TRAVEL DIARIES • 2010 • CARNETS DE VOYAGE

16 years ago, the smallest country of the Great-Lakes region was hit by a genocide. 4 friends interested in African politics have decided to take a closer look at the Renaissance of the Rwandan society.

Il y a 16 ans, le plus petit pays de la région des Grands-Lacs était touché par un génocide dévastateur. 4 amis passionnés de politique africaine ont décidé de s'intéresser de près à la Renaissance de la société Rwandaise.

lundi 16 août 2010

Portrait d'une Afrique méconnue








L’Afrique n’est pas un pays. Ce n’est pas non plus un fourre-tout, un récipient à l’idée que l’on se fait de la misère, de la violence, du chaos et j’en passe. Il faut cesser de réduire l’identité individuelle des africains à un ensemble géographique vaguement défini. Un portugais et un suédois sont certes des européens, mais les définir uniquement comme tels serait perçu comme une atteinte grossière à leur identité culturelle propre. Alors pourquoi accepterions nous que les africains soient exempts de ce schéma analytique ? La semaine dernière, au terme d’un pénible voyage de nuit en autocar sur un macadam douteux nous avons franchi la frontière qui sépare l’Ouganda du Rwanda. Qui pourrait confondre le pays au milles collines et son système économique rutilant affichant une croissance de 11% en 2008, avec ce grand pays bordant le lac victoria, terre natale du défunt dictateur Ada Imine Dada qui régna sur le pays dans les années soixante-dix.

L’Afrique, à l’image du Rwanda ne cesse de défier des idées reçues, des préjugés qui depuis des années gangrènent l’imaginaire collectif européen.
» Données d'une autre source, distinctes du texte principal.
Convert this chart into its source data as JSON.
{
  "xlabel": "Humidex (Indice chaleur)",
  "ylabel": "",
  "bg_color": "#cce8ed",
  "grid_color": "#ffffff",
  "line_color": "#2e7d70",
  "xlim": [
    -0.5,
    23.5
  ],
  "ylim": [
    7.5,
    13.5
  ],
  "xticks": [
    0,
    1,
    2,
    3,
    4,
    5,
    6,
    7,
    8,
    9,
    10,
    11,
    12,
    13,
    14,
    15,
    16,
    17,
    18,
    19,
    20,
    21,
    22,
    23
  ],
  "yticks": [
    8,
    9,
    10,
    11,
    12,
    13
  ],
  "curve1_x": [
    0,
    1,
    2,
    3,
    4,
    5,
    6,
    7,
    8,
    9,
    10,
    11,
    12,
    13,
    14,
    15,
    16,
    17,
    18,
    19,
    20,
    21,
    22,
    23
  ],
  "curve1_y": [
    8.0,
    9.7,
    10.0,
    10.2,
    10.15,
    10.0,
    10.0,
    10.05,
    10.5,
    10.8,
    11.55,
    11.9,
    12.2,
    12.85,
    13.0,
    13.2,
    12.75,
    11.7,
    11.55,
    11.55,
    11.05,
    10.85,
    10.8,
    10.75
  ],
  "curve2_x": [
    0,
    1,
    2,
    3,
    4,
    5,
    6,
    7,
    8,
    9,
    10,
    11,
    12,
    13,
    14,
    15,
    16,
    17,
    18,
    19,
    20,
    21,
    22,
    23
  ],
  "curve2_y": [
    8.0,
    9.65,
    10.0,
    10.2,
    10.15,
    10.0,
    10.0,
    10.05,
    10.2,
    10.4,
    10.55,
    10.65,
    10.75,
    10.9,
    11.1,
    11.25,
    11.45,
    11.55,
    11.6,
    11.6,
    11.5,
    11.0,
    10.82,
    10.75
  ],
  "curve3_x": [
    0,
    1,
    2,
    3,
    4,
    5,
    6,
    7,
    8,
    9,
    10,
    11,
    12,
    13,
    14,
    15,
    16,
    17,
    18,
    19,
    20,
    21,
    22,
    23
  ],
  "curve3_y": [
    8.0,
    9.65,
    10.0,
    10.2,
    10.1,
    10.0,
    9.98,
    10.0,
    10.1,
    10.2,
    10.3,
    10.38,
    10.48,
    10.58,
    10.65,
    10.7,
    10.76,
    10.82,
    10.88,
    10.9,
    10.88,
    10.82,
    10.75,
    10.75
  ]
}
Kigali, la capitale du dit pays contribue fortement à lutter contre certains stéréotypes, souvent exploités visuellement par nos medias et malencontreusement relayés par de grandes ONG, qui à leur tour peignent ces pays comme étant de simples récipients de pitié matérialisée en aide humanitaire. De plus, les nouveaux bâtiments gouvernementaux et commerciaux reflètent l’effort d’une administration qui se veut sérieuse et qui est à la recherche d’un renouveau économique. Timidement mais surement, quelques grattes ciels s’introduisent dans le paysage urbain de Kigali dévoilant de fait l’ambition de cette ville de devenir un centre majeur régional en termes de services économiques et financiers d’ici 2020. Par le biais du plan de développement intitulé « vision 2020 », le gouvernement s’est donné comme mission de catapulter le Rwanda dans la catégorie des pays à revenus moyens et d’affirmer ainsi un nouveau model économique tel que le furent les tigres asiatiques (Singapour, Hong Kong, Corée du sud). Ce n’est décidemment pas l’ambition qui manque ! Faut-il encore rappeler que la fibre optique, technologie de pointe en matière de connexion internet a été distribué à plus de 70% de la population ? Et que dire de la qualité irréprochable des axes routiers principaux, qui n’ont rien à envier aux nôtres et qui facilitent l’accessibilité aux régions les plus reculées et garantissent un échange commercial avec les pays voisins, autrement dit « Afrique-Afrique ».
Ce n’est d’ailleurs surement point un hasard si le Rwanda a rejoint, en 2007, la Communauté d’Afrique de l’Est (EAC) organisation interrégionale regroupant cinq pays désireux de stimuler leur développement et de concevoir un avenir politique et économique commun.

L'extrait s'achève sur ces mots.